Interaction between HIF-1 alpha (ODD) and hARD1 does not induce acetylation and destabilization of HIF-1 alpha

Abstract

Hypoxia inducible factor-1 alpha (HIF-1 alpha) is a central component of the cellular responses to hypoxia. Hypoxic conditions result in stabilization of HIF-1 alpha and formation of the transcriptionally active HIF-1 complex. It was suggested that mammalian ARD1 acetylates HIF-1 alpha and thereby enhances HIF-1 alpha ubiquitination and degradation. Furthermore, ARD1 was proposed to be down-regulated in hypoxia thus facilitating the stabilization of HIF-1 alpha. Here we demonstrate that the level of human ARD1 (hARD1) protein is not decreased in hypoxia. Moreover, hARD1 does not acetylate and destabilize HIF-1 alpha. However, we find that hARD1 specifically binds HIF-1 alpha, suggesting a putative, still unclear, connection between these proteins.

Fig. 1

The level of hARD1 protein is stable during hypoxia. (A) RCC4 and HT1080 cells were exposed to either normoxia (N) or hypoxia (H) for 18 h and the cell lysates were analyzed by Western blotting with anti-hARD1. (B) As (A) using HeLa and HEK293 cells and CoCl₂ treatment for 6 h. (C) As (A) adding CoCl₂ for the indicated times to MCF-7 cells.

Fig. 2

hARD1 does not regulate the stability of HIF-1α. (A) Overexpression of FLAG-hARD1 was induced in a HeLa-Tet inducible cell line under normoxic (N) or hypoxic (H) conditions.
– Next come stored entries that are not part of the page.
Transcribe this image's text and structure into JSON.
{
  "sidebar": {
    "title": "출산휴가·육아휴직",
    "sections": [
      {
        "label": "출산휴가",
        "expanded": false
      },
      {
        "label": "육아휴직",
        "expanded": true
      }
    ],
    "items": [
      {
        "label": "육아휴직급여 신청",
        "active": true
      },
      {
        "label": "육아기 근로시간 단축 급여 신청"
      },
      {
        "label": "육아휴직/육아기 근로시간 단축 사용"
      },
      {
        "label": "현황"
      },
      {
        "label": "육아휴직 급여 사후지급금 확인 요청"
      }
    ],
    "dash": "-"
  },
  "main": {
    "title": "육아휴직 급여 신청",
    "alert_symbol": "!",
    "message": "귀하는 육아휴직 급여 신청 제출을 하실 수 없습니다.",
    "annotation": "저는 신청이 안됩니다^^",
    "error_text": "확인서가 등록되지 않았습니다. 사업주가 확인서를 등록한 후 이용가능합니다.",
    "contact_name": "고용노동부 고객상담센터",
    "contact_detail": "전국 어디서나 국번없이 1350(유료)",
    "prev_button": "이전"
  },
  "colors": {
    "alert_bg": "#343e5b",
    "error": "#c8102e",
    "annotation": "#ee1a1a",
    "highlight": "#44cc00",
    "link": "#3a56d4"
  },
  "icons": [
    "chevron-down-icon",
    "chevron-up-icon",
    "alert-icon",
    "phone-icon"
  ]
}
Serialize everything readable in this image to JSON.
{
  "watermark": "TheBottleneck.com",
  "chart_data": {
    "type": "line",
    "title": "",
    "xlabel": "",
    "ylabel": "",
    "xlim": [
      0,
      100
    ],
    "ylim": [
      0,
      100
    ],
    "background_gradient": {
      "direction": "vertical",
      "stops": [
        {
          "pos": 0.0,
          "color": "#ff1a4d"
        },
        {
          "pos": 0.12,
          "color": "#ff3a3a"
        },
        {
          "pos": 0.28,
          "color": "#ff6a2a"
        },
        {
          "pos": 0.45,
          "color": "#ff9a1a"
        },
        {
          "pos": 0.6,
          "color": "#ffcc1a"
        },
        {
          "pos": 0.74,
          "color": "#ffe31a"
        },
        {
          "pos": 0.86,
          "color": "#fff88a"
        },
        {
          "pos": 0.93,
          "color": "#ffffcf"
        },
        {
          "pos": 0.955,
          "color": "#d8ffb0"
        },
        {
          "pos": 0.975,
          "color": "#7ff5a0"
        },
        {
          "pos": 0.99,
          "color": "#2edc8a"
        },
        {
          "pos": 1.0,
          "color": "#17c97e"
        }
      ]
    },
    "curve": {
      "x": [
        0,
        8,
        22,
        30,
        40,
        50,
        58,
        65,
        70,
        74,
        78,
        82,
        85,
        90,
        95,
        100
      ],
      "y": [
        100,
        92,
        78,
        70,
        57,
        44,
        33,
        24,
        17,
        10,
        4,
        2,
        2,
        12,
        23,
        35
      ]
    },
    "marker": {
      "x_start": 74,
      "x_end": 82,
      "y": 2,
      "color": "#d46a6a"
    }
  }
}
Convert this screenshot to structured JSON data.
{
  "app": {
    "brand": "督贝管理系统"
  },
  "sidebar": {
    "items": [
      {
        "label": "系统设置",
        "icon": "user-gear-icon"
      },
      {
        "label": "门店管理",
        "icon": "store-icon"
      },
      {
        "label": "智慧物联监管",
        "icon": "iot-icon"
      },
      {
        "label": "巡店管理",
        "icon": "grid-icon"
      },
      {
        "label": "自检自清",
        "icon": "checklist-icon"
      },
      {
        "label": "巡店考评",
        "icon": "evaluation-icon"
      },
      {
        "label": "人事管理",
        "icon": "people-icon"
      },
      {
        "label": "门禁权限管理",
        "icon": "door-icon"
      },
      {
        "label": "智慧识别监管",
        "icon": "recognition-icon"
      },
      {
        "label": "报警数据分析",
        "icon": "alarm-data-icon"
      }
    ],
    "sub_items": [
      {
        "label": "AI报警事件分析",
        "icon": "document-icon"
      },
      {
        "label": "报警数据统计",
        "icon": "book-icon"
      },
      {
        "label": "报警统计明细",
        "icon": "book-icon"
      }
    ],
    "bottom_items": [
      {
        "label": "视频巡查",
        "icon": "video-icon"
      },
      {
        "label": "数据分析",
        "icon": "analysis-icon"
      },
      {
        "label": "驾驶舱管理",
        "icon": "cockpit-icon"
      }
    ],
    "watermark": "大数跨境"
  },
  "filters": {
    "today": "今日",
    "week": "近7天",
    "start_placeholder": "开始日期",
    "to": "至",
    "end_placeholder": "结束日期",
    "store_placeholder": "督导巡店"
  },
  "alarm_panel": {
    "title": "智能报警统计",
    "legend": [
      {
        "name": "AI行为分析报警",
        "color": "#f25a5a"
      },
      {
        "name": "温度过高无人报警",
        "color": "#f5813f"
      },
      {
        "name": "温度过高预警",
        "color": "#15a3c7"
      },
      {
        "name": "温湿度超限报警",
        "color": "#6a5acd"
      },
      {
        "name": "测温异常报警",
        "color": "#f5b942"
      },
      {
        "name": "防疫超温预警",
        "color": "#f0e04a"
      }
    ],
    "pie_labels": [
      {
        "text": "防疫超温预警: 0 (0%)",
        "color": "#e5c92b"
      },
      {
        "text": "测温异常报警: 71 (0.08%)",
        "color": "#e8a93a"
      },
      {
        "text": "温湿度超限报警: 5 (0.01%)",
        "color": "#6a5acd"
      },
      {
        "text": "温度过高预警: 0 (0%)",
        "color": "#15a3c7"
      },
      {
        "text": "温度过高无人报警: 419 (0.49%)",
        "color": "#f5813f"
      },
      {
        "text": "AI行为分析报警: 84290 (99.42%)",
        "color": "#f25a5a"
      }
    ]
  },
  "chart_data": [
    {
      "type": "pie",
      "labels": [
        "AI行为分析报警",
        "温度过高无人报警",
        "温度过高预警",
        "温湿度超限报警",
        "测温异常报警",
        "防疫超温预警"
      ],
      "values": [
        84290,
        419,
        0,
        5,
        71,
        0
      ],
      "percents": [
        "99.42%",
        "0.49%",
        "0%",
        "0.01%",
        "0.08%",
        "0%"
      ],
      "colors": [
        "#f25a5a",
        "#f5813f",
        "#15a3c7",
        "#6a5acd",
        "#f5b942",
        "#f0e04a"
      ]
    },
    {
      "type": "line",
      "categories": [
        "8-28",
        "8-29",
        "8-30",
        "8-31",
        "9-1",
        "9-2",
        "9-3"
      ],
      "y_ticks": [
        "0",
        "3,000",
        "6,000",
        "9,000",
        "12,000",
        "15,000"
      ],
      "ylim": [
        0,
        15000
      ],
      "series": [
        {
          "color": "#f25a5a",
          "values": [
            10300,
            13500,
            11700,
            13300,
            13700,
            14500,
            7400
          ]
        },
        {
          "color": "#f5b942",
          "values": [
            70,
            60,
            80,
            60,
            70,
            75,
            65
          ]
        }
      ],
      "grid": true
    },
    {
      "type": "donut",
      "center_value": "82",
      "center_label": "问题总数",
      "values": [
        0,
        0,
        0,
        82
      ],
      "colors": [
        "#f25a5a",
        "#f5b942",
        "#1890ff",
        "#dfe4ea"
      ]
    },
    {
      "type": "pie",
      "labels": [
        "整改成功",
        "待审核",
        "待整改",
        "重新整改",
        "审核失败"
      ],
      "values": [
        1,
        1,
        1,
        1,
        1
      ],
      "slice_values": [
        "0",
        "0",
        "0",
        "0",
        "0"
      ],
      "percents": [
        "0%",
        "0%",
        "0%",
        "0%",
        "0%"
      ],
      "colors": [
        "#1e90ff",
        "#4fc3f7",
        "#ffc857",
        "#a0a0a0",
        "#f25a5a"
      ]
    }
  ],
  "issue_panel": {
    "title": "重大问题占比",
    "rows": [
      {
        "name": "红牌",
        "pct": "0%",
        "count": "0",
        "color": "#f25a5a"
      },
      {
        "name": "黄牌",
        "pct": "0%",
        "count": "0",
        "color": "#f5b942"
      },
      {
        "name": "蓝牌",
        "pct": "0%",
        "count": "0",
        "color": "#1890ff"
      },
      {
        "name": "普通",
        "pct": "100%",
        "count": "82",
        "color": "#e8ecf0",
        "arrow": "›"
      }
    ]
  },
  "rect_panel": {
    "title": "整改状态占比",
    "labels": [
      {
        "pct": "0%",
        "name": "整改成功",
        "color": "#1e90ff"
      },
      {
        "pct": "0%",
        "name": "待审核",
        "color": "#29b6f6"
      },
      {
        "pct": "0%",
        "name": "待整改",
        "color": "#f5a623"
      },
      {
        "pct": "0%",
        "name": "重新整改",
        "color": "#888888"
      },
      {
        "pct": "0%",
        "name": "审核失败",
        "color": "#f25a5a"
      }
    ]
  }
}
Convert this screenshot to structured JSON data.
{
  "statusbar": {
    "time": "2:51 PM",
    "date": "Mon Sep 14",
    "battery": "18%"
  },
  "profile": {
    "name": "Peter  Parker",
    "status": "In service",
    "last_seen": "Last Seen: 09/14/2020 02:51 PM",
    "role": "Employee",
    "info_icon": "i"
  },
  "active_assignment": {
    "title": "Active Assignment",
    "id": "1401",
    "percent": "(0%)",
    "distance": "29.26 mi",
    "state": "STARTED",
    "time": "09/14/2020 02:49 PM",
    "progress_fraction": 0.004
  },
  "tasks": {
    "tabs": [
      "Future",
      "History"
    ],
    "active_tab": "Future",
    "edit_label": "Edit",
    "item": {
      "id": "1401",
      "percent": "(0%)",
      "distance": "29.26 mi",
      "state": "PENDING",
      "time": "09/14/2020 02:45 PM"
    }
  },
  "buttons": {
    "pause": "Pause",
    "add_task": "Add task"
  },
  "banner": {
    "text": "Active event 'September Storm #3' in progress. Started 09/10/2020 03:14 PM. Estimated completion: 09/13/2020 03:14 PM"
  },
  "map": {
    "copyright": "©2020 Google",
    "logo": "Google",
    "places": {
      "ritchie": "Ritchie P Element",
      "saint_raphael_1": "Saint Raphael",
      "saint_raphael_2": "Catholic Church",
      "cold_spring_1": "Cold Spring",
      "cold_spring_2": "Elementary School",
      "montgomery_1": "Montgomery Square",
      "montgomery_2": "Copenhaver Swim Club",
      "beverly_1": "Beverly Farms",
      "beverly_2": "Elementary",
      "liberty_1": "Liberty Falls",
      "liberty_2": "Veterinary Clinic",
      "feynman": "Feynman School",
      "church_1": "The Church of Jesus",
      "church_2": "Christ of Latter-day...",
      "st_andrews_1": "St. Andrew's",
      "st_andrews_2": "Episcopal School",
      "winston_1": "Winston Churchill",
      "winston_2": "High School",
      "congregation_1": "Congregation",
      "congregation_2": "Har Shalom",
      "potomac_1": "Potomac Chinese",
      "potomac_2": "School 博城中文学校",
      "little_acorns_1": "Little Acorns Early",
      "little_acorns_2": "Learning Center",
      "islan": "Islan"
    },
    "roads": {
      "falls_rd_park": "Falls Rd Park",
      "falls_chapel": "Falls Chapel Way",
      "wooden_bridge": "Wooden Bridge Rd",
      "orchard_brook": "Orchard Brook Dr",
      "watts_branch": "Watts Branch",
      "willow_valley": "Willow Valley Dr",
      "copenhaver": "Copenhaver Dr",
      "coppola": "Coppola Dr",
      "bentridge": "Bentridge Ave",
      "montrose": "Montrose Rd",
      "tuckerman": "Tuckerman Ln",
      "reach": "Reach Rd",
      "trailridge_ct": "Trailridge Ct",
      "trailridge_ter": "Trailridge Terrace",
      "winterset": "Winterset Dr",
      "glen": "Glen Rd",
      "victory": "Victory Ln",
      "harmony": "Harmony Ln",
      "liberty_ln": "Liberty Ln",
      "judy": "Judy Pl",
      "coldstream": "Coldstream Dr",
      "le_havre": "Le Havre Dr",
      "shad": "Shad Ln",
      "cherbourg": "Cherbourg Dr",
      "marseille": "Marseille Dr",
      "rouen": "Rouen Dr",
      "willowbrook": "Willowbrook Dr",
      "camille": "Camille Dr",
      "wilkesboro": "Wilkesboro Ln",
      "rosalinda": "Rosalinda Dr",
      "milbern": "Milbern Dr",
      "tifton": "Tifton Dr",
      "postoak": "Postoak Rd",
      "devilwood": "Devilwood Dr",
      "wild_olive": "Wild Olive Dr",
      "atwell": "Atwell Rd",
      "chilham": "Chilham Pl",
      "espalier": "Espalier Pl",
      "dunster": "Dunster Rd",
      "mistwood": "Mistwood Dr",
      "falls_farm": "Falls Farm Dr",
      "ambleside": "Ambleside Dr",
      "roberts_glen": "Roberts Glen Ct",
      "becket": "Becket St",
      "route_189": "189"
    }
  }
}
Cell lysates were analyzed by Western blotting with anti-HIF-1α. (B) hARD1 was knocked down in HeLa cells by siRNAs in the presence or absence of CoCl₂. The level of HIF-1α in the cell lysates was analyzed by Western blotting.

Fig. 3

hARD1 interacts with HIF-1α. (A) MCF-7 cells were cotransfected by plasmids encoding HA-HIF-1α and Xp-hARD1 (or Xp-lacZ as a negative control). Immunoprecipitates of the cell lysates using anti-Xp were analyzed by Western blotting with anti-HA to detect HA-HIF-1α. (B) GST (negative control) or GST-ODD beads were incubated with NusA-hARD1 or NusA-ABD (negative control). After washing steps, the beads were analyzed by SDS–PAGE and Coomassie staining to determine the level of retained NusA-hARD1/ABD. (C) As (B) using pure hARD1 and analysis by Western blotting and anti-hARD1.

Fig. 4

hARD1 does not acetylate HIF-1α. (A) Interaction assay as Fig. 3C using GST, GST-ODD WT or GST-ODD K532R beads and acetylation buffer with indicated concentrations of Acetyl Coenzyme A (AcCoA). hARD1 retained on beads after washing was analyzed by SDS–PAGE and Western blotting with anti-hARD1. (B) Acetylation assay with GST-ODD and purified hARD1. Detection of acetylated GST-ODD by Western blotting and anti-acetyl lysine and by incorporation of [¹⁴-C] acetyl coenzyme A. Coomassie staining verifies equal loading of GST-ODD. Upper panel: Demonstration of hARD1 activity in ACTH (adrenocorticotropin 1–24) N-α-acetylation assay. (C) As (B), but with immunoprecipitated NATH–hARD1 complexes as enzyme. HeLa cellular lysates were immunoprecipitated (IP) with anti-NATH, anti-hARD1 or rabbit immunoglobulins (Ig) as a negative control.